Le Premier ministre Jean-Marc Ayrault, une dizaine de membres du gouvernement et les principaux représentants syndicaux et patronaux étaient présents.
"Notre objectif aujourd'hui n'est pas de tenir un sommet social ponctuel" et cette conférence sociale doit "s'inscrire dans la durée", a averti le président, lors de ce discours prononcé au siège du Conseil économique, social et environnemental (CESE).
Il leur a fixé "rendez-vous dans un an" pour un "premier bilan", après avoir demandé au Premier ministre de "tirer toutes les conclusions de cette conférence pour rendre ensuite les arbitrages les plus conformes à l'intérêt général et au dialogue social".
"La démarche que je vous propose est nouvelle à bien des égards", a-t-il dit, soulignant que "la France, par ses traditions, par son histoire, par son organisation, par son mouvement social, n'(avait) pas développé une culture de la négociation".
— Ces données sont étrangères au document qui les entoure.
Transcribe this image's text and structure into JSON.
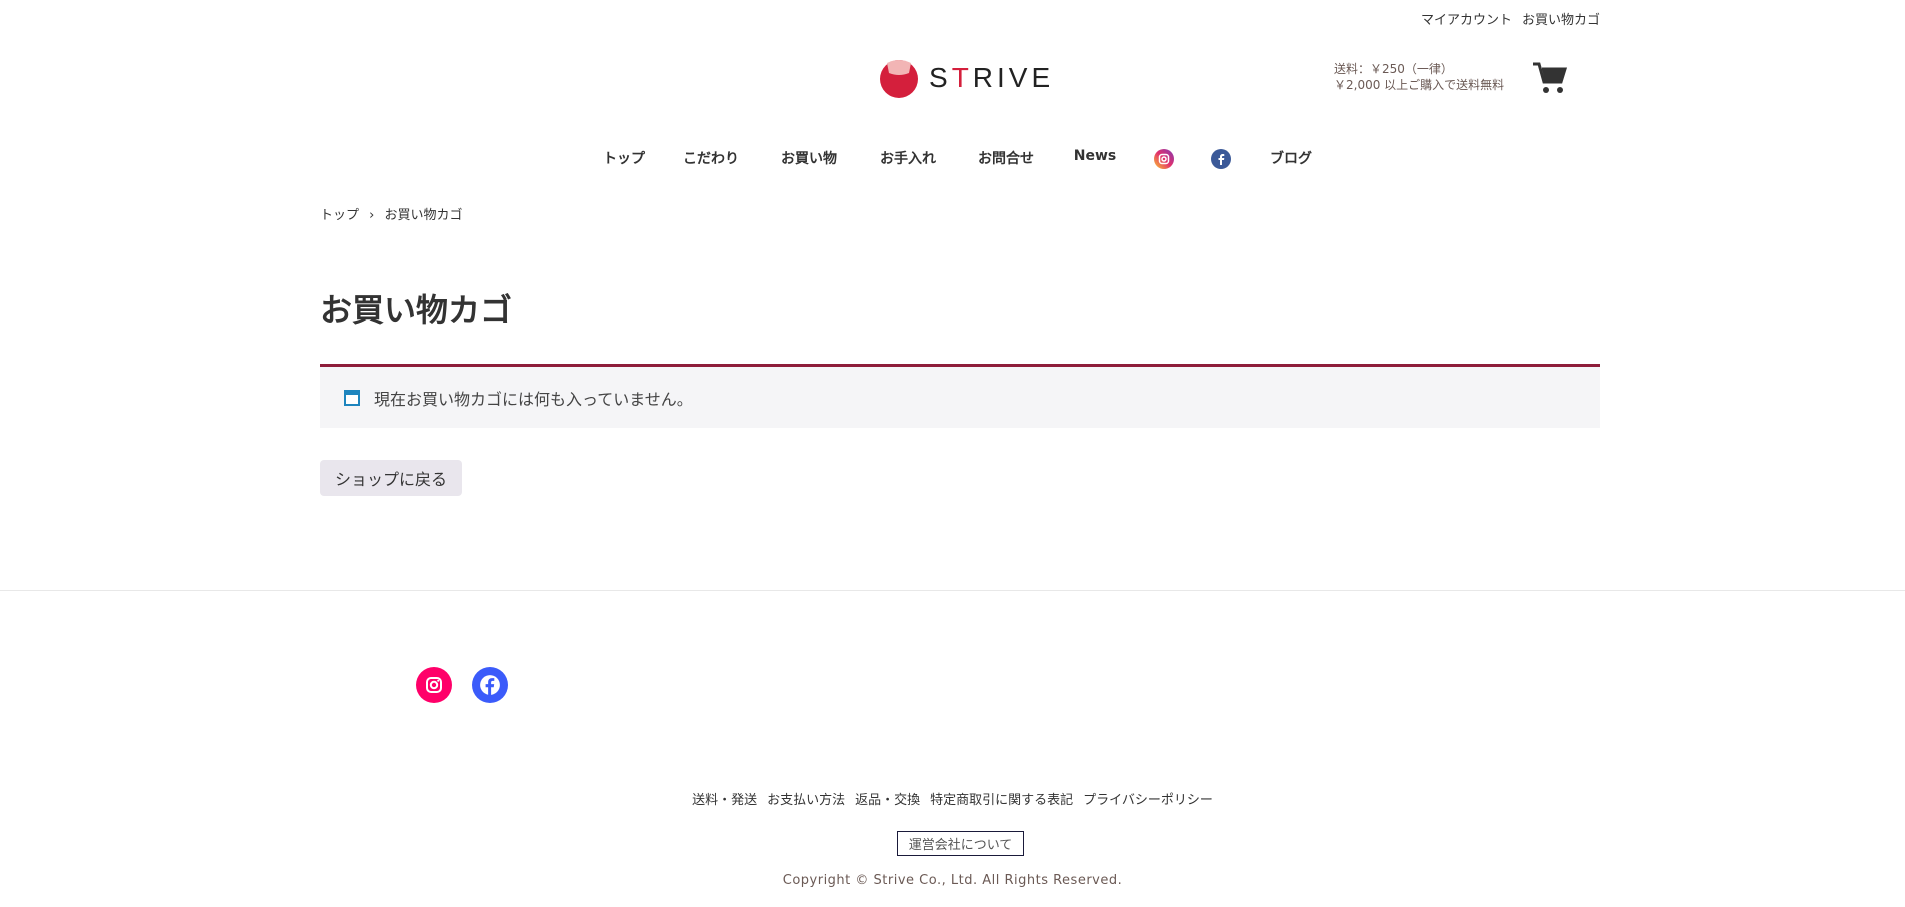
{
  "header": {
    "top_links": [
      "マイアカウント",
      "お買い物カゴ"
    ],
    "logo_text_pre": "S",
    "logo_text_accent": "T",
    "logo_text_post": "RIVE",
    "shipping_line1": "送料：￥250（一律）",
    "shipping_line2": "￥2,000 以上ご購入で送料無料",
    "cart_icon": "cart-icon"
  },
  "nav": {
    "items": [
      "トップ",
      "こだわり",
      "お買い物",
      "お手入れ",
      "お問合せ",
      "News",
      "ブログ"
    ],
    "icons": [
      "instagram-icon",
      "facebook-icon"
    ]
  },
  "breadcrumb": {
    "home": "トップ",
    "separator": "›",
    "current": "お買い物カゴ"
  },
  "main": {
    "title": "お買い物カゴ",
    "notice": "現在お買い物カゴには何も入っていません。",
    "back_button": "ショップに戻る"
  },
  "footer": {
    "links": [
      "送料・発送",
      "お支払い方法",
      "返品・交換",
      "特定商取引に関する表記",
      "プライバシーポリシー"
    ],
    "company": "運営会社について",
    "copyright": "Copyright © Strive Co., Ltd. All Rights Reserved."
  },
  "colors": {
    "accent": "#8e1d3a",
    "brand": "#d41f3c",
    "instagram": "#ff0069",
    "facebook": "#3b5bfa"
  }
}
Selon lui, "chacun y a sa part de responsabilité, et l'Etat au premier chef. Il a souvent mené (...) des concertations de pure forme", a-t-il lancé, faisant allusion, sans le citer, à son prédécesseur Nicolas Sarkozy.
Il a d'ailleurs sévèrement critiqué le bilan du quinquennat précédent, dénonçant "des pertes de recettes inopportunes" et une "détérioration de notre compétitivité".
Confirmant qu'il voulait "inscrire dans notre Constitution" la règle du dialogue social, il a pris l'engagement qu'aucune loi ne soit "votée par le Parlement sans qu'il y ait eu une phase de concertation" au préalable avec les partenaires sociaux. Il a plaidé à de nombreuses reprises pour le "compromis", celui "qui permettra à notre pays de sortir par le haut des épreuves qu'il traverse".
"Ce n'est pas le choix de l'austérité qui serait une agression mais le choix de la souveraineté pour l'avenir de notre pays", a-t-il expliqué, promettant également de "faire évoluer notre modèle social pour mieux le garantir".
Il a également affirmé qu'il fallait "faire évoluer notre modèle social pour mieux le garantir".
Face aux nombreux plans sociaux en cours, risquant de grossir les rangs des demandeurs d'emploi -- représentant "10% de la population active, son niveau le plus élevé depuis douze ans", a-t-il fait observer -- M. Hollande a prévenu que "l'Etat ne pourra pas rester inactif".
Revenant sur une proposition phare de son projet, le contrat de génération, le président a indiqué que ses modalités seraient "simples et efficaces, et en même temps adaptées aux exigences de l'entreprise". Il a souhaité son "entrée en vigueur au début de l'année prochaine".
Alors qu'il avait désigné "le monde de la finance" comme son "seul adversaire" durant sa campagne, le chef de l'Etat a également souhaité devant les partenaires sociaux que la France retrouve sa "souveraineté" et son "indépendance par rapport aux marchés".